Your eyes have changed—
I can see the blue,
as if you’ve opened up to the view.
And if that feels strange,
well, it’s true: you’re created
from fragments of shattered moons . . .

Trust yourself
to do what you do—
the Golden Age is
within us too.

Return from whence you came;
the Great Year comes round again.

Swallow your dark thoughts—
you know they are your children—
and watch them grow into better, not bitter things.
And if that feels strange,
well, it’s true: you’ve created
a world from your shuttered dreams.

Trust yourself . . .

Key—A lyric written to commemorate my fortieth year, when I first noticed that my eyes had developed a blue ring around the iris.

Saturn, a.k.a. Cronus (Father Time), ate his children to stop them from usurping his power; I use the image to represent turning one's dark fears/desires to the "good." His was the Golden Age of Greece. I associate his reign with the return of the Great Year (the 40,000 year cosmic cycle) and Alexander Cockburn's idea that each of us bears a Golden Age within us, for me that being represented by my recognition that it's our evils that make us who we are—just as we are made of star-stuff transmuted.

The Rings of Saturn (Die Ringe des Saturn: Eine Englische Wallfahrt) is, of course, a W. G. Sebald memorial history (1995; London: Harvill Press, 1998).

Herald post on separate Maori prison units

Saturday, April 4, 2009

Hallucigenia (In Wildness Is the Beauty of Earth)

If you’re lost between floors
and your wait is getting you down—
a fortnight of dying bored
in the here and now—
remember . . .

There is no private language.
When we speak in tongues
everyone understands,
the world will move.

Animals, birds and trees,
people who we love to please:
spell your name in numbers—
in wildness is the beauty of Earth.

Hallucigenia: do what you will.

If you’re between stations
on the road that’s bringing you home—
a lifetime spent alone
on the never-never—
remember . . .

There is . . . [etc.]

Key—A song about the number 14: a fortnight; the fourteenth floor (which is really the lonely thirteenth); the fourteen-legged hallucigenia; the stations of the cross; Jacob Boehme's notion (or numerological conceit) of the number 14 as representing the Spirit moving in nature; 14 as the number of David, the author of the Book of Numbers; the number of charity (caritas: grace)

Thursday, April 2, 2009

Black Hands (Every Street)

—You have to take the extremes into account to reach the reality (thus, the Bains v. the Wittgensteins)


In Every Street
a “nervous splendour” —
oh, the drama
that plays out behind closed doors:
gunshots and bloodstains
no-one can see,
hidden lenses on the pain
of lost sons and mother-lovers.

Lost in the slow burn
of everyday things,
“how sad, how sad,”
he says to black hands.

“Sorry, you are the only one
who deserved to stay.”

In Every Street,
a “nervous splendour” —
hurts beaten down with
words unspoken,
mountains of linen and clothes:
targets in the dust and the dirt.

Lost in the slow burn
of everyday things,
“I saw him, I saw him”:
black hands are coming.

“Sorry, you are the only one
who deserved to stay.”

Blood seems to go everywhere.

[Cf. “The mask of sanity”: manie sans delire (Philippe Pinel [1801], a.k.a. J. C. Prichard’s “moral insanity” [1835] → psychopathy)]
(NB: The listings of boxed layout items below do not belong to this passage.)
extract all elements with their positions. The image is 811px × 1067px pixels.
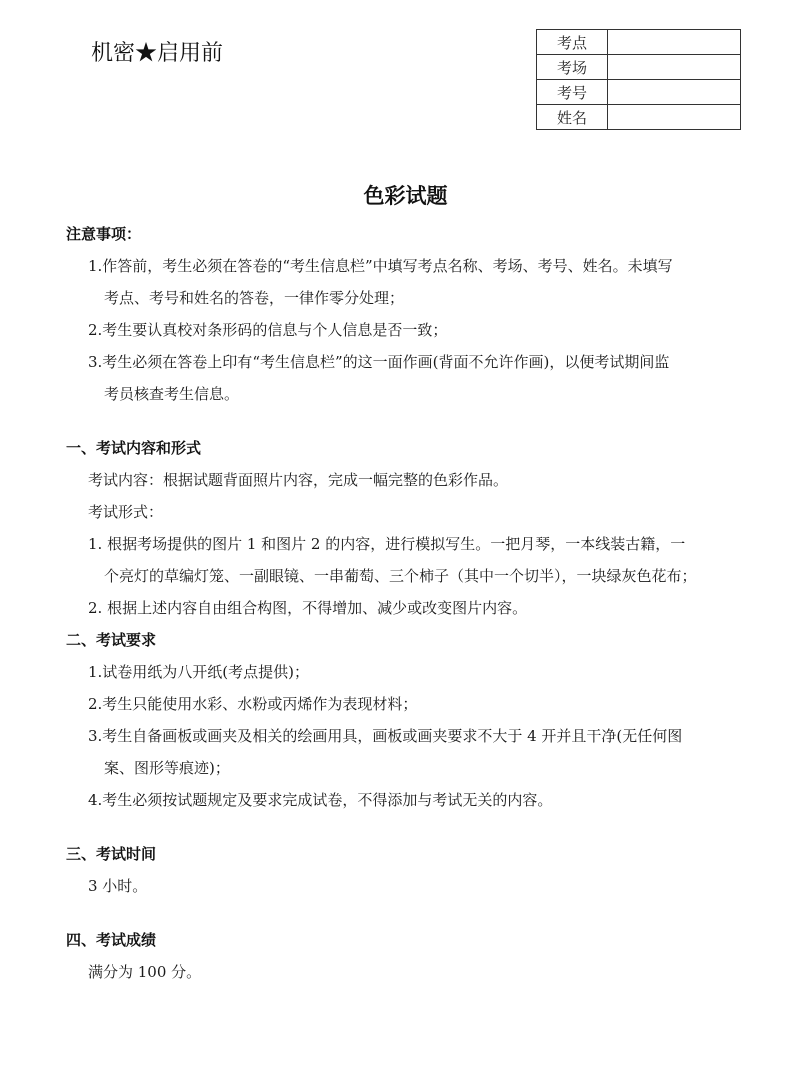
notice-item-3-line-1: 3.考生必须在答卷上印有“考生信息栏”的这一面作画(背面不允许作画)，以便考试期… [66, 346, 746, 378]
notice-item-3-line-2: 考员核查考生信息。 [66, 378, 746, 410]
info-label: 考点 [537, 30, 608, 55]
section-1-item-2: 2. 根据上述内容自由组合构图，不得增加、减少或改变图片内容。 [66, 592, 746, 624]
info-label: 姓名 [537, 105, 608, 130]
info-label: 考场 [537, 55, 608, 80]
info-value-field [608, 30, 741, 55]
section-2-item-2: 2.考生只能使用水彩、水粉或丙烯作为表现材料； [66, 688, 746, 720]
notice-item-1-line-1: 1.作答前，考生必须在答卷的“考生信息栏”中填写考点名称、考场、考号、姓名。未填… [66, 250, 746, 282]
section-2-item-3-line-1: 3.考生自备画板或画夹及相关的绘画用具，画板或画夹要求不大于 4 开并且干净(无… [66, 720, 746, 752]
info-label: 考号 [537, 80, 608, 105]
section-3-body: 3 小时。 [66, 870, 746, 902]
section-4-body: 满分为 100 分。 [66, 956, 746, 988]
section-2-heading: 二、考试要求 [66, 624, 746, 656]
notice-item-2: 2.考生要认真校对条形码的信息与个人信息是否一致； [66, 314, 746, 346]
document-body: 注意事项： 1.作答前，考生必须在答卷的“考生信息栏”中填写考点名称、考场、考号… [66, 218, 746, 988]
info-row-exam-room: 考场 [537, 55, 741, 80]
section-1-item-1-line-2: 个亮灯的草编灯笼、一副眼镜、一串葡萄、三个柿子（其中一个切半），一块绿灰色花布； [66, 560, 746, 592]
info-value-field [608, 55, 741, 80]
notice-heading: 注意事项： [66, 218, 746, 250]
spacer [66, 902, 746, 924]
section-1-item-1-line-1: 1. 根据考场提供的图片 1 和图片 2 的内容，进行模拟写生。一把月琴，一本线… [66, 528, 746, 560]
spacer [66, 816, 746, 838]
section-1-form-label: 考试形式： [66, 496, 746, 528]
section-2-item-4: 4.考生必须按试题规定及要求完成试卷，不得添加与考试无关的内容。 [66, 784, 746, 816]
section-1-content: 考试内容：根据试题背面照片内容，完成一幅完整的色彩作品。 [66, 464, 746, 496]
notice-item-1-line-2: 考点、考号和姓名的答卷，一律作零分处理； [66, 282, 746, 314]
section-2-item-1: 1.试卷用纸为八开纸(考点提供)； [66, 656, 746, 688]
info-value-field [608, 105, 741, 130]
page-title: 色彩试题 [0, 180, 811, 210]
section-4-heading: 四、考试成绩 [66, 924, 746, 956]
section-2-item-3-line-2: 案、图形等痕迹)； [66, 752, 746, 784]
info-value-field [608, 80, 741, 105]
info-row-exam-number: 考号 [537, 80, 741, 105]
confidential-mark: 机密★启用前 [91, 36, 223, 67]
section-3-heading: 三、考试时间 [66, 838, 746, 870]
spacer [66, 410, 746, 432]
info-row-exam-site: 考点 [537, 30, 741, 55]
candidate-info-table: 考点 考场 考号 姓名 [536, 29, 741, 130]
info-row-name: 姓名 [537, 105, 741, 130]
section-1-heading: 一、考试内容和形式 [66, 432, 746, 464]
You have to take the extremes into account to reach the reality: Maarten Kleintjes, the National Manager of the Police Electronic Crime Laboratory. It is the via externa or extrema—the outside/outward/strange/foreign or outermost path; Kleintjes continues: "the truth will lie somewhere in the middle" (via media)—not necessarily: there is some truth in excess.

a "nervous splendour": Alexander Waugh, The House of Wittgenstein. A Family at War (Doubleday, 2009).


black hands: the day before the murders, Bain was rehearsing in the chorus of a university production of Oedipus Rex; a scene of the tragedy is sometimes performed with actors wearing black gloves.

“how sad, how sad”: Wittgenstein on Georg Trakl’s death (9 June 1914); see Ray Monk, Ludwig Wittgenstein: The Duty of Genius 119.